Meynell is concerned on two fronts: first whether the government’s web gateway will cope with the volume of submissions; and if they get through, will HMRC’s back-end computers reconcile the data fast enough to stop backlogs from building up?

“Were RTI not to perform and government gateway has a collective heart attack from the 30th when it is hit by this surge of reporting, in due course HMRC will send out letters. The recipients will call their accountants and payroll providers and want to know what happened,” he warned.

“There’s nothing more emotive for small business than things that touches payments to staff. RTI is as close to that tender nerve as it is possible to get. It puts the profession in a very, very uncomfortable position.”

As a provider of RTI-enabled electronic payment services, Meynell said Credec offered a way for accountants and payroll providers a safety net to avoid such uncomfortable situations.

“Where practice payroll has RTI software with direct support for Bacs, the payroll software will insert the Bacs hash reference in both outputs,” he said.

“If there should be any difficulties filtering submissions through the government gateway, the employer will still have  a record of the payment made, and proof that they complied with the filing requirements.”

Helen Hargreaves, the senior policy & research officer for the payroll professionals’ body CIPP, is hosting an RTI clinic for Sage customers this week, but was not anticipating an RTI meltdown.

“We have always predicted that there will be peaks and troughs throughout the month for RTI submissions,” she said, saying spikes were to be expected at the beginning and end of the month, with some respite through the middle.

“As the RTI pilot has progressed throughout the last year HMRC gained more and more experience of these peaks and troughs. There was widespread speculation that when RTI went live on 6 April it would fall over.
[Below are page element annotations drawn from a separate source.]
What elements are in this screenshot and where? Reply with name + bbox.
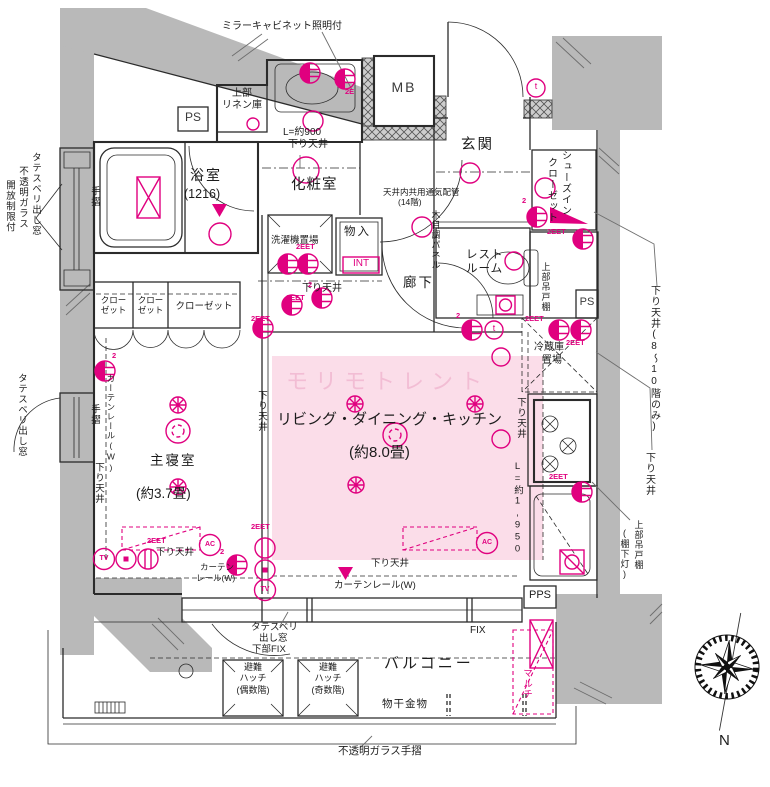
label-hatch-even-1: 避難 — [223, 663, 283, 672]
label-vent-floor: (14階) — [398, 198, 422, 207]
label-bathroom-size: (1216) — [184, 188, 220, 201]
label-ldk-size: (約8.0畳) — [349, 445, 410, 461]
label-closet2-1: クロー — [133, 296, 168, 305]
label-sic-2: クローゼット — [545, 157, 556, 223]
label-l900-ceiling: 下り天井 — [288, 140, 328, 151]
label-ac-bed: AC — [203, 541, 217, 548]
label-window-top-limit: 開放制限付 — [4, 180, 14, 233]
label-2-sic: 2 — [522, 197, 526, 205]
label-down-ceiling-8-10: 下り天井(8〜10階のみ) — [648, 285, 659, 433]
label-vent-pipe: 天井内共用通気配管 — [383, 188, 460, 197]
label-sic-1: シューズイン — [559, 150, 570, 216]
label-bedroom-size: (約3.7畳) — [136, 487, 191, 501]
label-down-ceiling-bed-left: 下り天井 — [93, 462, 103, 504]
label-mb: MB — [374, 80, 434, 95]
label-restroom-1: レスト — [466, 249, 504, 261]
label-down-ceiling-ldk: 下り天井 — [371, 559, 409, 569]
label-down-ceiling-ldk-right: 下り天井 — [515, 397, 525, 439]
label-t-entrance: t — [530, 82, 542, 91]
label-corridor: 廊下 — [403, 276, 434, 290]
label-l900: L=約900 — [283, 128, 321, 139]
label-balcony: バルコニー — [384, 656, 474, 672]
label-ps-right: PS — [576, 297, 598, 309]
label-2eet-bed-top: 2EET — [251, 315, 270, 323]
label-multi: マルチ — [521, 668, 531, 700]
label-closet1-1: クロー — [94, 296, 133, 305]
label-2-restroom: 2 — [456, 312, 460, 320]
label-ac-ldk: AC — [480, 539, 494, 546]
label-2e: 2E — [345, 88, 354, 96]
label-2eet-fridge-l: 2EET — [525, 315, 544, 323]
label-curtain-rail-bed: カーテンレール(W) — [106, 374, 115, 474]
label-closet2-2: ゼット — [133, 306, 168, 315]
label-upper-hanging-restroom: 上部吊戸棚 — [540, 262, 549, 312]
label-2-bed-left: 2 — [112, 352, 116, 360]
label-linen-1: 上部 — [217, 89, 267, 100]
label-pps: PPS — [524, 590, 556, 602]
label-l1950: L=約1,950 — [512, 461, 522, 556]
label-fridge-1: 冷蔵庫 — [534, 343, 564, 354]
label-2eet-fridge-r: 2EET — [566, 339, 585, 347]
label-window-top-name: タテスベリ出し窓 — [30, 152, 40, 236]
label-curtain-rail-w: カーテンレール(W) — [334, 581, 416, 591]
hatched-walls — [362, 58, 552, 140]
label-wood-panel: 木目調パネル — [430, 210, 439, 270]
label-down-ceiling-bed: 下り天井 — [156, 548, 194, 558]
label-restroom-2: ルーム — [466, 263, 503, 275]
label-ps-top: PS — [178, 111, 208, 124]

Thankfully it didn’t and has in fact processed more than half a million submissions in its first two weeks,” she continued.

“Naturally there have been a few areas where it has become apparent that clearer guidance is required, but generally it seems as though the launch of RTI has been successful so far and at the moment we have no reason to believe that HMRC systems will not be able to cope with the anticipated peak at the end of April.”

Rebecca Benneyworth, who is also offering RTI support to AccountingWEB members in a series of guides and webinars sponsored by Intuit, talked to HMRC chief executive Lin Homer last week and heard that the RTI team was in a confident mood last week.

“There were some issues the week before last because people couldn’t get through, but that was because there had been three equipment failures in the telephone system,” Benneyworth said in her RTI implementation Q&A on Friday. “They’re reasonably confident that the system will hold up and I’m happy to wait and see.”